In your case, we are evaluating a condition on the dataframe
# both are valid
df[df$Gender == "Female",] or  df[df[,2] == "Female",] 

which is nothing but indexing the df as

df[c(3,4),] or df[c(FALSE,FALSE,TRUE,TRUE),]
df$Gender == "Female"
[1] FALSE FALSE  TRUE  TRUE

df[c(3,4),] Which basically rows 3 and 4, and all columns So, you are basically extracting variables to pass them as index. To extract variables of specific column from a data frame we use $ on dataframe help("$") help("[").

one more useful resource http://www.ats.ucla.edu/stat/r/modules/subsetting.htm

Rethinking about your Q, Why to preface the Column with df when R needs to know the df you are working with ! I could not have a better explanation than above, You need to extract the variable to pass row indexes where your condition has been evaluated TRUE. Probably in dataframe columns are not referred as variables.

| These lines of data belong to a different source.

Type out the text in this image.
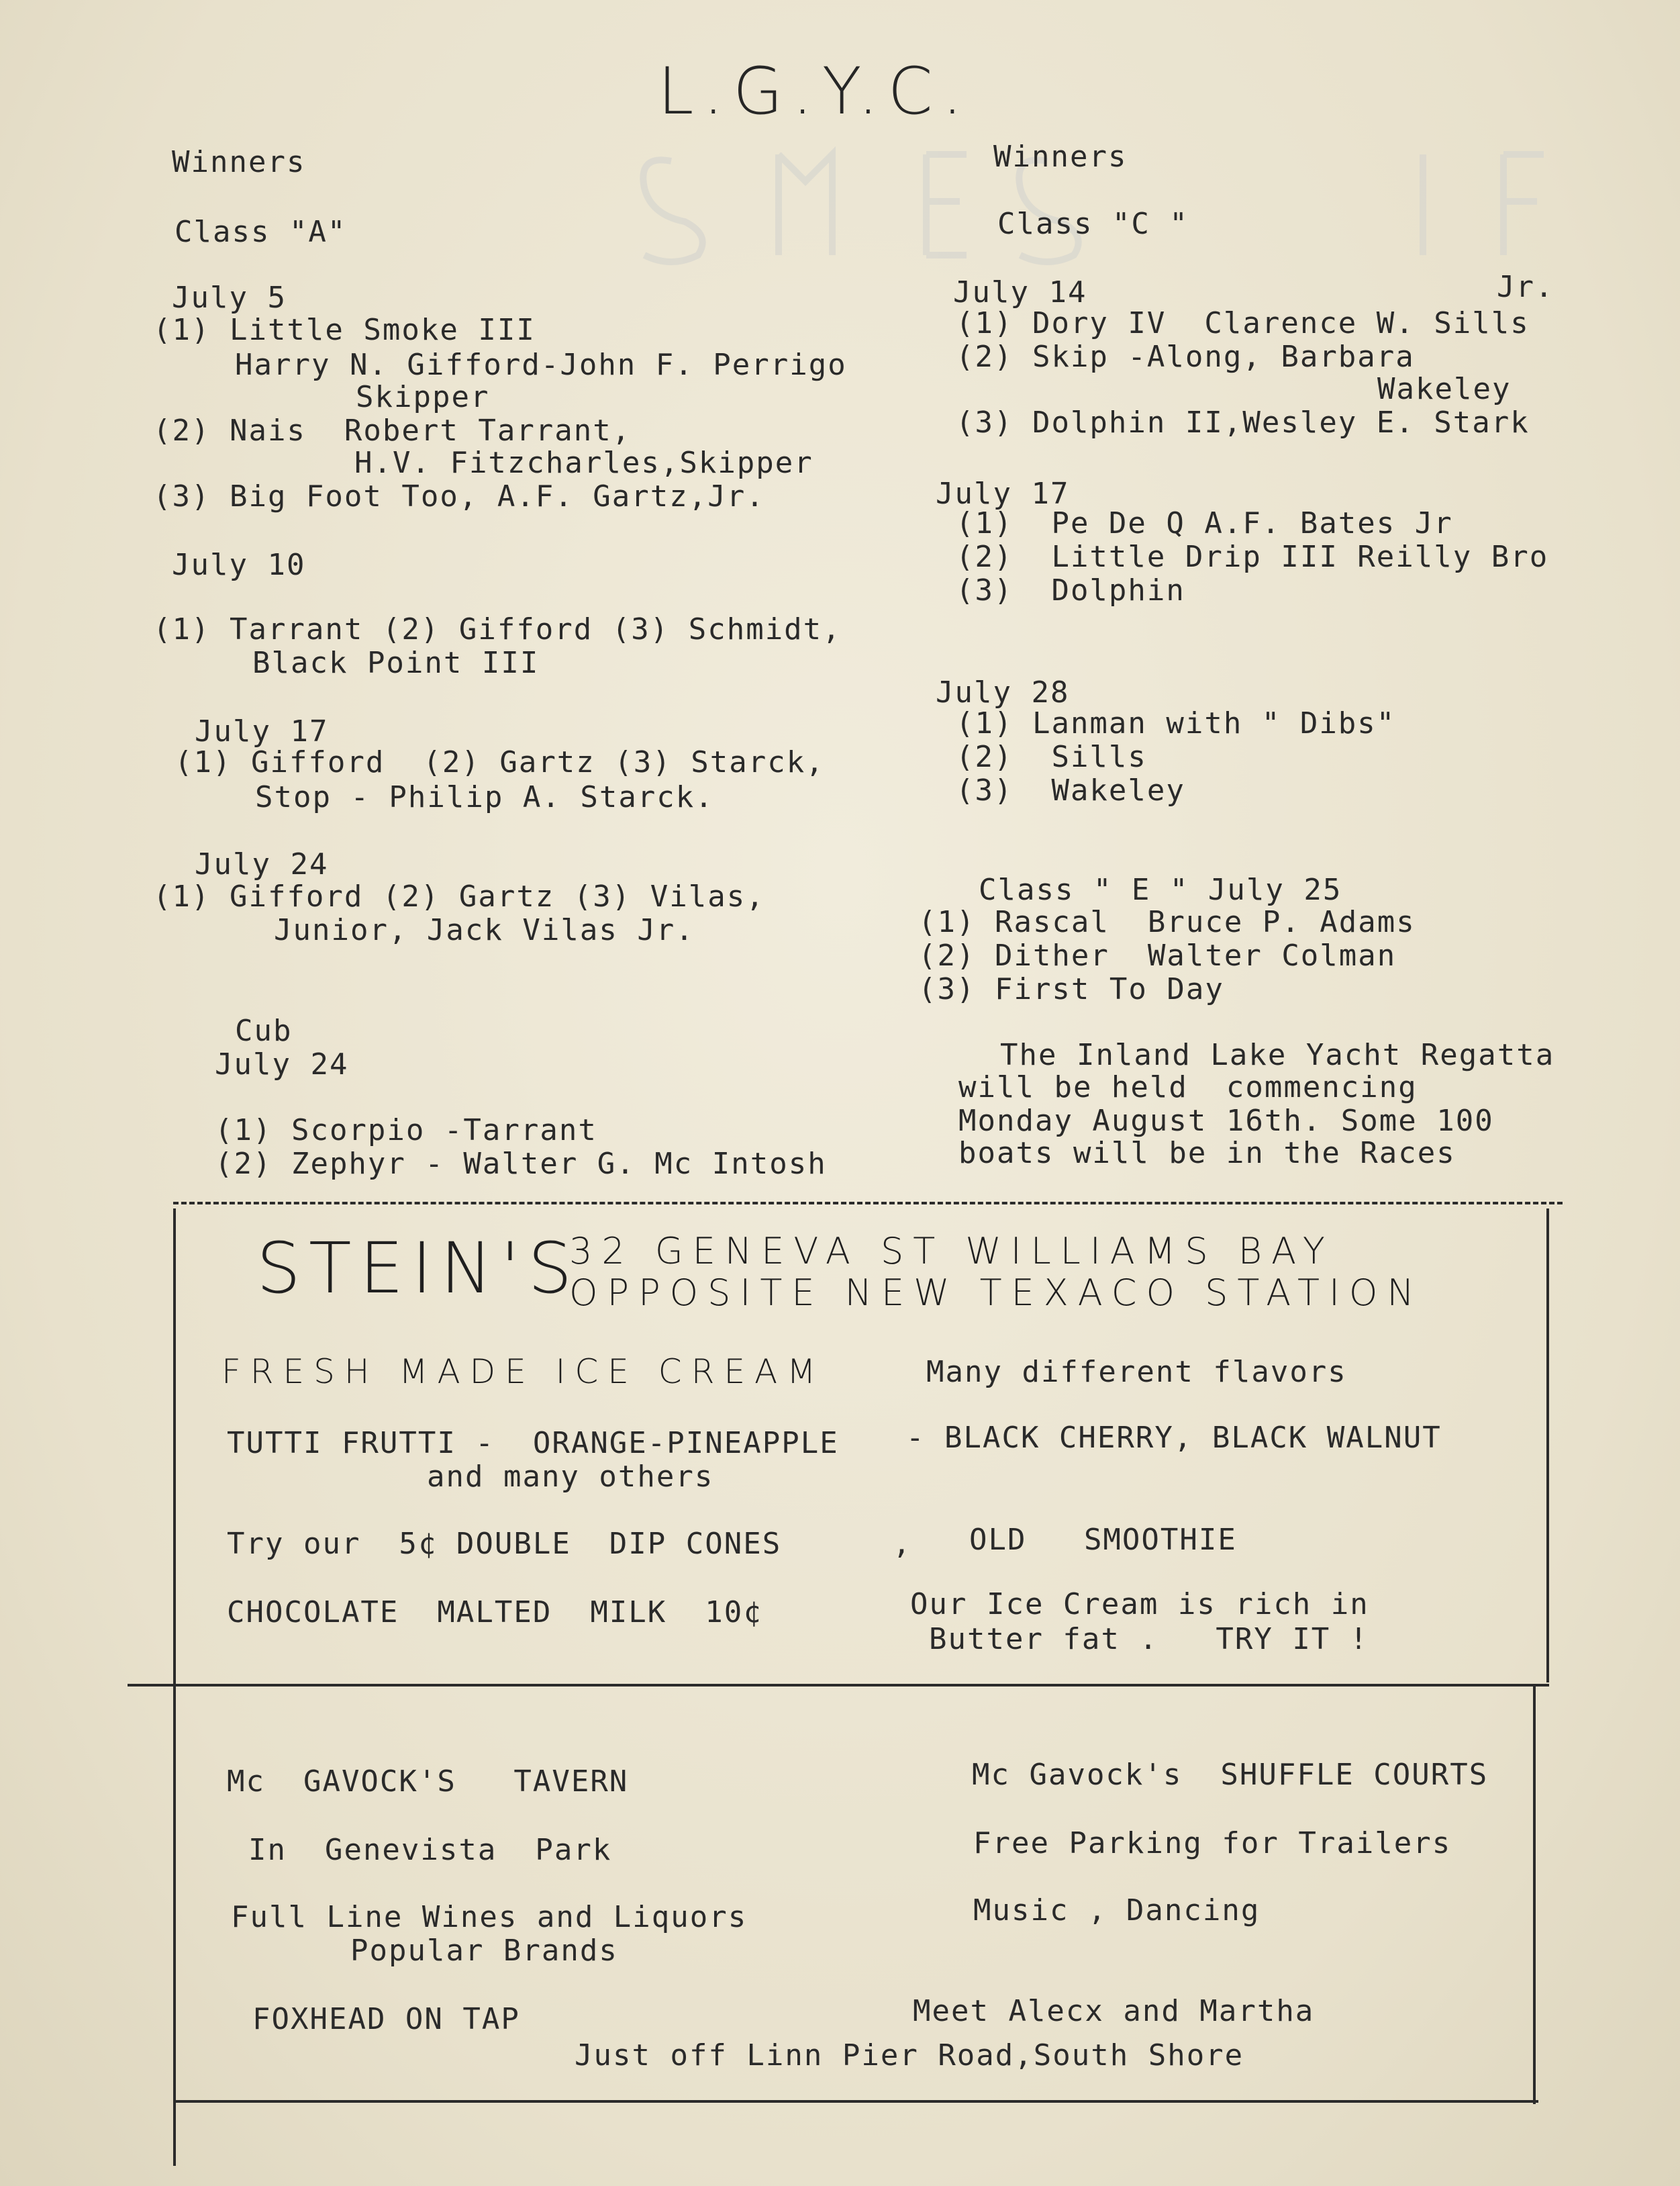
L.G.Y.C.
Winners
Class "A"
July 5
(1) Little Smoke III
Harry N. Gifford-John F. Perrigo
Skipper
(2) Nais  Robert Tarrant,
H.V. Fitzcharles,Skipper
(3) Big Foot Too, A.F. Gartz,Jr.
July 10
(1) Tarrant (2) Gifford (3) Schmidt,
Black Point III
July 17
(1) Gifford  (2) Gartz (3) Starck,
Stop - Philip A. Starck.
July 24
(1) Gifford (2) Gartz (3) Vilas,
Junior, Jack Vilas Jr.
Cub
July 24
(1) Scorpio -Tarrant
(2) Zephyr - Walter G. Mc Intosh
Winners
Class "C "
July 14	Jr.
(1) Dory IV  Clarence W. Sills
(2) Skip -Along, Barbara
Wakeley
(3) Dolphin II,Wesley E. Stark
July 17
(1)  Pe De Q A.F. Bates Jr
(2)  Little Drip III Reilly Bro
(3)  Dolphin
July 28
(1) Lanman with " Dibs"
(2)  Sills
(3)  Wakeley
Class " E " July 25
(1) Rascal  Bruce P. Adams
(2) Dither  Walter Colman
(3) First To Day
The Inland Lake Yacht Regatta
will be held  commencing
Monday August 16th. Some 100
boats will be in the Races
STEIN'S
32 GENEVA ST WILLIAMS BAY
OPPOSITE NEW TEXACO STATION
FRESH MADE ICE CREAM	Many different flavors
TUTTI FRUTTI -  ORANGE-PINEAPPLE - BLACK CHERRY, BLACK WALNUT
and many others
Try our  5¢ DOUBLE  DIP CONES	, OLD   SMOOTHIE
CHOCOLATE  MALTED  MILK  10¢	Our Ice Cream is rich in
Butter fat .   TRY IT !
Mc  GAVOCK'S   TAVERN
In  Genevista  Park
Full Line Wines and Liquors
Popular Brands
FOXHEAD ON TAP
Mc Gavock's  SHUFFLE COURTS
Free Parking for Trailers
Music , Dancing
Meet Alecx and Martha
Just off Linn Pier Road,South Shore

But, I have a good news, where things work like you think. Where, columns are referred to as variables. It is datatable. Where columns are referred as variables, thus making easy to understand syntax for indexing, joining and other data manipulations. It is an amazing package, and easy to master it.

require(data.table)
DT<-data.table(df)
 Name Gender
1:  mark   Male
2:   joe   Male
3: cathy Female
4:  zoya Female

DT[Gender == "Female"]
    Name Gender
1: cathy Female
2:  zoya Female

Yes, you don't need to preface the df again, just passing columns. Best part is, it is more efficient, faster and easier to use compared to data.frame I hope it helps.